“Computer users pass around USB sticks like silicon business cards,” Andy Greenberg reports for Wired. “lthough we know they often carry malware infections, we depend on antivirus scans and the occasional reformatting to keep our thumbdrives from becoming the carrier for the next digital epidemic. But the security problems with USB devices run deeper than you think: Their risk isn’t just in what they carry, it’s built into the core of how they work.”

“That’s the takeaway from findings security researchers Karsten Nohl and Jakob Lell plan to present next week, demonstrating a collection of proof-of-concept malicious software that highlights how the security of USB devices has long been fundamentally broken,” Greenberg reports. “The kind of compromise they’re demonstrating is nearly impossible to counter without banning the sharing of USB devices or filling your port with superglue. ‘These problems can’t be patched,’ says Nohl, who will join Lell in presenting the research at the Black Hat security conference in Las Vegas. ‘We’re exploiting the very way that USB is designed.'”

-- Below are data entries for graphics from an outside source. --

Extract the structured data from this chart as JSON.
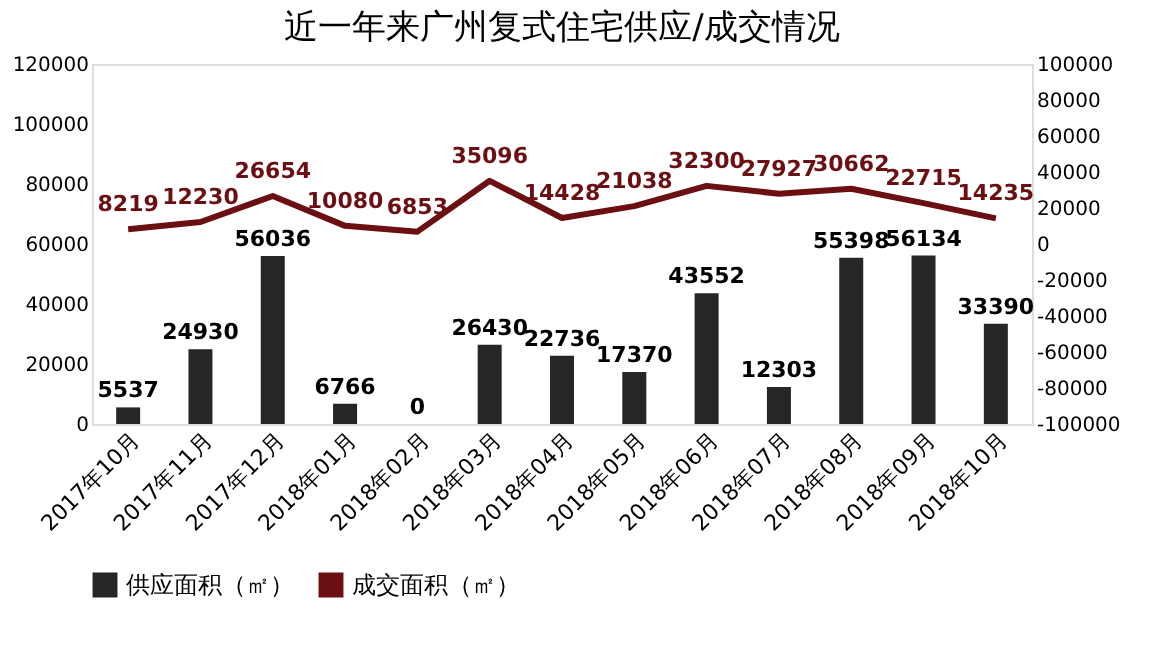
{
  "chart_data": {
    "type": "bar",
    "title": "近一年来广州复式住宅供应/成交情况",
    "categories": [
      "2017年10月",
      "2017年11月",
      "2017年12月",
      "2018年01月",
      "2018年02月",
      "2018年03月",
      "2018年04月",
      "2018年05月",
      "2018年06月",
      "2018年07月",
      "2018年08月",
      "2018年09月",
      "2018年10月"
    ],
    "series": [
      {
        "name": "供应面积（㎡）",
        "color": "#262626",
        "values": [
          5537,
          24930,
          56036,
          6766,
          0,
          26430,
          22736,
          17370,
          43552,
          12303,
          55398,
          56134,
          33390
        ]
      },
      {
        "name": "成交面积（㎡）",
        "color": "#6b0f12",
        "type": "line",
        "axis": "y2",
        "values": [
          8219,
          12230,
          26654,
          10080,
          6853,
          35096,
          14428,
          21038,
          32300,
          27927,
          30662,
          22715,
          14235
        ]
      }
    ],
    "ylim": [
      0,
      120000
    ],
    "yticks": [
      0,
      20000,
      40000,
      60000,
      80000,
      100000,
      120000
    ],
    "y2lim": [
      -100000,
      100000
    ],
    "y2ticks": [
      -100000,
      -80000,
      -60000,
      -40000,
      -20000,
      0,
      20000,
      40000,
      60000,
      80000,
      100000
    ],
    "data_labels": true,
    "grid": false,
    "legend": "bottom",
    "marker": "none",
    "line_style": "solid"
  }
}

Greenberg reports, “The problem isn’t limited to thumb drives. All manner of USB devices from keyboards and mice to smartphones have firmware that can be reprogrammed — in addition to USB memory sticks, Nohl and Lell say they’ve also tested their attack on an Android handset plugged into a PC… University of Pennsylvania computer science professor Matt Blaze speculates that the USB attack may in fact already be common practice for the NSA. He points to a spying device known as Cottonmouth, revealed earlier this year in the leaks of Edward Snowden. The device, which hid in a USB peripheral plug, was advertised in a collection of NSA internal documents as surreptitiously installing malware on a target’s machine.”